Sacha Dominik, Senaratne Hansi, Kwon Bum Chul, Ellis Geoffrey, Keim Daniel A
IEEE Trans Vis Comput Graph. 2016 Jan;22(1):240-9. doi: 10.1109/TVCG.2015.2467591.
Visual analytics supports humans in generating knowledge from large and often complex datasets. Evidence is collected, collated and cross-linked with our existing knowledge. In the process, a myriad of analytical and visualisation techniques are employed to generate a visual representation of the data. These often introduce their own uncertainties, in addition to the ones inherent in the data, and these propagated and compounded uncertainties can result in impaired decision making. The user's confidence or trust in the results depends on the extent of user's awareness of the underlying uncertainties generated on the system side. This paper unpacks the uncertainties that propagate through visual analytics systems, illustrates how human's perceptual and cognitive biases influence the user's awareness of such uncertainties, and how this affects the user's trust building. The knowledge generation model for visual analytics is used to provide a terminology and framework to discuss the consequences of these aspects in knowledge construction and though examples, machine uncertainty is compared to human trust measures with provenance. Furthermore, guidelines for the design of uncertainty-aware systems are presented that can aid the user in better decision making.

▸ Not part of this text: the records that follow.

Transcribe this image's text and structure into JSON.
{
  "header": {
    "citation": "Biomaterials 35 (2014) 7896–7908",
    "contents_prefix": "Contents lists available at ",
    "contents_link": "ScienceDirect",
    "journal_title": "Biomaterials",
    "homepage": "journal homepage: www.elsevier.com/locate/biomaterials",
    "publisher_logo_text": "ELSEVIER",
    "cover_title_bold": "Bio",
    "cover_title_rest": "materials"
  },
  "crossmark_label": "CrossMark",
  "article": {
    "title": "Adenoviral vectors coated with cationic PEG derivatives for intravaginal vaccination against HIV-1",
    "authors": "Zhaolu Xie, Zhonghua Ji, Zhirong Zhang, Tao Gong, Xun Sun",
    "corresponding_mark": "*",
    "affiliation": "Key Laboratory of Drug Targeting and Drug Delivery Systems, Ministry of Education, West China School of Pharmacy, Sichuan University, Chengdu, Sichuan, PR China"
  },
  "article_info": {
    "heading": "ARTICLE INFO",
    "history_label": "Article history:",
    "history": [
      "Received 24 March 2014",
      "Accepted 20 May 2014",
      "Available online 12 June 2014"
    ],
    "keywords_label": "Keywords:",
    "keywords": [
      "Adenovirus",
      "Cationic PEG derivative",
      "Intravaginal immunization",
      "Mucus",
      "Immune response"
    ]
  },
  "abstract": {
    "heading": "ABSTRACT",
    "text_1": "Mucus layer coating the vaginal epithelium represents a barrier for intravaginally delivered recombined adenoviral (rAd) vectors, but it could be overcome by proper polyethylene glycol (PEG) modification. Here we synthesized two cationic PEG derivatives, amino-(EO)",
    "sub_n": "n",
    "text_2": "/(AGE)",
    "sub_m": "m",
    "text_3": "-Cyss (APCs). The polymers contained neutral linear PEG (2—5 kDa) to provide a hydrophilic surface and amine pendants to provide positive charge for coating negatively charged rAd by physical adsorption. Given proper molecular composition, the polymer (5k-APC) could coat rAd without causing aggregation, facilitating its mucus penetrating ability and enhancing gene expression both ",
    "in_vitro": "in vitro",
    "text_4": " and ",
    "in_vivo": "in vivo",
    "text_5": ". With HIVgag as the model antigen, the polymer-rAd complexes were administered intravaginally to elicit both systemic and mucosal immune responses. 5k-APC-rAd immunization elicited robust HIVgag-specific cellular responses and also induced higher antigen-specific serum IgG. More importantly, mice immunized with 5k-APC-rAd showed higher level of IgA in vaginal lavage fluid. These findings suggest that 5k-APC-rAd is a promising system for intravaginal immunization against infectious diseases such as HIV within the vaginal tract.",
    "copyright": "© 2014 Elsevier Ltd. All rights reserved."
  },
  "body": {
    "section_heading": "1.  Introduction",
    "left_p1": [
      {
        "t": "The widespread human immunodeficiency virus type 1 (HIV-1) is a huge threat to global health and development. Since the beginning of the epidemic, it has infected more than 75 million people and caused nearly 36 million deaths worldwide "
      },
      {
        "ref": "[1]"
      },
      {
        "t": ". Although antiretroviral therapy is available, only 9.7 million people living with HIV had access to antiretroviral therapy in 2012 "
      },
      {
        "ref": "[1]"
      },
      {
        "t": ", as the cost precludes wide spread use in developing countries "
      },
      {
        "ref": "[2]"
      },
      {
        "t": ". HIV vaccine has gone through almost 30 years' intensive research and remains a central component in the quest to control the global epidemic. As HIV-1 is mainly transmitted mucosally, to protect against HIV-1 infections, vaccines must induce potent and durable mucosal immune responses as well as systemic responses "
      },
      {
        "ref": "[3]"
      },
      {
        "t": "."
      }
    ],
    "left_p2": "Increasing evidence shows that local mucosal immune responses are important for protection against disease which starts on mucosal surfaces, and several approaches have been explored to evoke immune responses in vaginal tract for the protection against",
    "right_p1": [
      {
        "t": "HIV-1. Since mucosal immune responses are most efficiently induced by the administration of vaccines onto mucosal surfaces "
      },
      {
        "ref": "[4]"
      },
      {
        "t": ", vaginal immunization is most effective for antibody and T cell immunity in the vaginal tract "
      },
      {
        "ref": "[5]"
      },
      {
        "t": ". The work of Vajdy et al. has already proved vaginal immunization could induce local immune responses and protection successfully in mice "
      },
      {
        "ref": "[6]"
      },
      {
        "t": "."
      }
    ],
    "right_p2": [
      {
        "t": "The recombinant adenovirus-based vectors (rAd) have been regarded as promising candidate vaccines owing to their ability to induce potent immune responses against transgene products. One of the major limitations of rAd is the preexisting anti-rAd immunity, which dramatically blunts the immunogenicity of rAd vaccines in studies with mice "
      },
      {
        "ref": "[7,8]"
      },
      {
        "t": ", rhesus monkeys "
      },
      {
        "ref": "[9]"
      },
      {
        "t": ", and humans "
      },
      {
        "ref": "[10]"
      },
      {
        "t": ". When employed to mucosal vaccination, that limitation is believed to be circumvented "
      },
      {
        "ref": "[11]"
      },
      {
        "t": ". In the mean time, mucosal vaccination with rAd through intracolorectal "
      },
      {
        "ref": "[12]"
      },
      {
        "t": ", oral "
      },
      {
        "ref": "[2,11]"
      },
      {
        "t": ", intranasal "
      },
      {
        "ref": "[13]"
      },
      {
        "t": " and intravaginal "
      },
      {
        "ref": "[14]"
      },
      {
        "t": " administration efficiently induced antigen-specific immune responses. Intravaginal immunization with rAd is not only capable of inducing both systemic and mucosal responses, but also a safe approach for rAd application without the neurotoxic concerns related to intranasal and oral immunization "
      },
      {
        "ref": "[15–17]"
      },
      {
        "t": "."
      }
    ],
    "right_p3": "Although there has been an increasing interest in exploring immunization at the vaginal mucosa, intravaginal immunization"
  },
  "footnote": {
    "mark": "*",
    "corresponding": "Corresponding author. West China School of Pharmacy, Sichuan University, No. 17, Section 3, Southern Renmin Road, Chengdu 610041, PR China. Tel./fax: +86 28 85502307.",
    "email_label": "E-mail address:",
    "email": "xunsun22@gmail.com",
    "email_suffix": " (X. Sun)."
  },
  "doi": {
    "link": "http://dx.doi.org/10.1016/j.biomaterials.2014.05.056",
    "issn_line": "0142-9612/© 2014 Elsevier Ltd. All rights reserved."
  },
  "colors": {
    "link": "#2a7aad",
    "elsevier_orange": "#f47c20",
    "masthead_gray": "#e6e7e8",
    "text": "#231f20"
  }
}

可视化分析支持人们从大量且通常复杂的数据集中生成知识。证据被收集、整理并与我们现有的知识进行交叉关联。在此过程中,会运用大量的分析和可视化技术来生成数据的可视化表示。除了数据本身固有的不确定性之外,这些技术往往还会引入它们自己的不确定性,而这些传播和复合的不确定性可能导致决策受损。用户对结果的信心或信任程度取决于用户对系统端产生的潜在不确定性的了解程度。本文剖析了通过可视化分析系统传播的不确定性,说明了人类的感知和认知偏差如何影响用户对这些不确定性的认识,以及这如何影响用户的信任建立。可视化分析的知识生成模型用于提供术语和框架,以讨论这些方面在知识构建中的后果,并通过示例将机器不确定性与具有出处的人类信任度量进行比较。此外还提出了不确定性感知系统的设计指南,以帮助用户做出更好的决策。